ハーバード大学基金再建の立役者である N.P. ナルベーカー氏が引退を表明し、世界最大の大学基金におけるリーダーシップ交代の準備が整いました。
ハーバード大学基金再建の立役者である N.P. ナルベーカー氏が引退を表明し、世界最大の大学基金におけるリーダーシップ交代の準備が整いました。

ハーバード大学の 569 億ドルの基金を抜本的に改革し、その運用パフォーマンスをアイビーリーグのトップクラスに回復させた最高経営責任者(CEO)の N.P. “ナーブ” ナルベーカー氏が、2027 年後半に引退する予定です。約 10 年にわたる彼の任期は、世界最大の大学基金にとって急進的な戦略転換の時代を締めくくるものとなります。

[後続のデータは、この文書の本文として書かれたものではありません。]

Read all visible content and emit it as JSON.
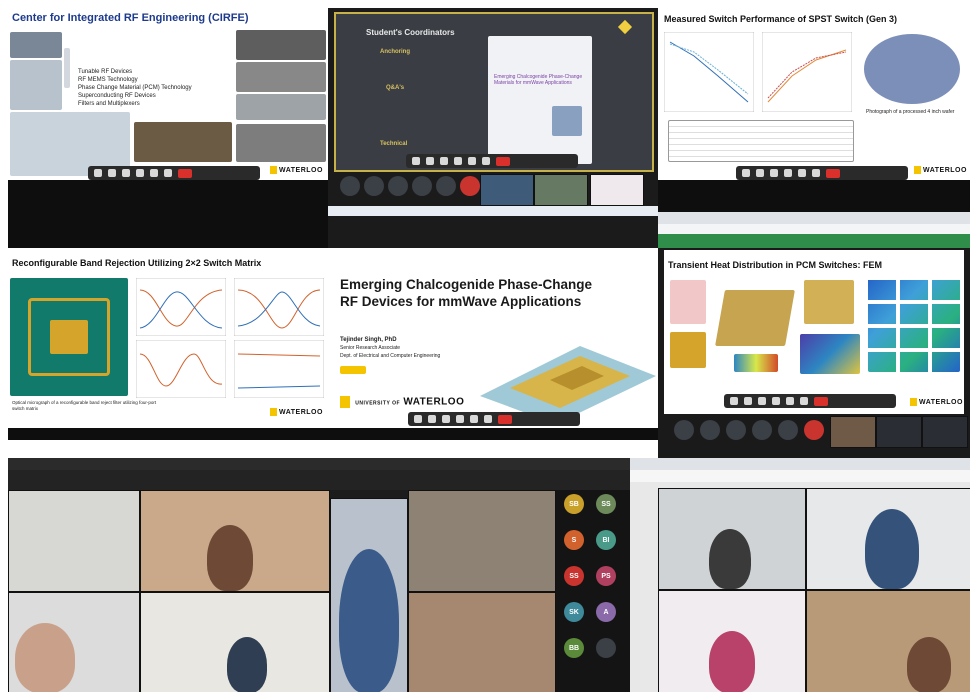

協議に詳しい関係者によると、ナルベーカー氏の引退計画は、後継者計画に十分な時間を確保するため、最近ハーバード・マネジメント・カンパニー(HMC)の理事会に伝えられました。基金に詳しい関係者は、ナルベーカー氏が投資界におけるハーバードの地位を大幅に向上させ、その結果、D.E.ショー・グループやシタデルを含む運用会社との魅力的な機会が生まれたと述べています。
ナルベーカー氏の下で、同基金は過去 3 年間で年率 8.1% のリターンを達成し、ライバルのエール大学やプリンストン大学を上回りました。これは、彼がコロンビア大学の基金から移籍した 2016 年当時の 10 年間の年率リターン 5.7% からの劇的な改善を意味します。
この後継スケジュールは、ハーバード大学にとって極めて重要なリーダーシップの交代に長い準備期間を設けるものです。同基金からの収入は、大学の年間運営収益 67 億ドルの 3 分の 1 以上を占めています。リーダーシップの交代は、トップクラスのファンドマネージャーにとって切望される安定したクライアントとなった同機関にとって、戦略的見直しの合図となる可能性があります。
2016 年にナルベーカー氏が採用された当時、HMC はパフォーマンスの低迷と肥大化した内部構造に苦しんでおり、10 年間で 4 人目の CEO でした。当時、357 億ドル規模だった基金は、資産の 40% を内部で管理しており、専門チームが巨大なマルチ戦略投資会社のように機能していました。
ナルベーカー氏はこのモデルを解体しました。現在、基金の約 90% は厳選された外部のファンドマネージャーによって管理されています。彼は残りの内部スタッフに対して、個々のチームの業績ではなく基金全体のパフォーマンスに報酬を連動させるゼネラリスト投資モデルを導入しました。これには、流動性の低い投資を(時にはディスカウント価格で)売却することも含まれており、任期初期のリターンの重しとなっていました。
ナルベーカー氏の戦略の鍵は、プライベート市場におけるハーバードの比重の低さを是正することでした。彼は、ハーバードが同業他社に遅れをとっていた分野であるベンチャーキャピタルを含むプライベート・エクイティ・ポートフォリオの規模を 2 倍に拡大しました。これにより、フィンテック企業のストライプやスペース X といった注目度の高い投資へのアクセスが可能になりました。
また、ヘッジファンドへの配分も 2 倍以上に増やしました。金融テクノロジー企業マルコフ・プロセセス・インターナショナルによると、この動きが 2024 年にハーバードがほぼすべての同業他社を上回るパフォーマンスを上げる要因となりました。2025 年のインタビューで、ナルベーカー氏はプライベート・エクイティとヘッジファンドの両方を、基金のパフォーマンス向上への主要な貢献要素として挙げました。
この記事は情報提供のみを目的としており、投資アドバイスを構成するものではありません。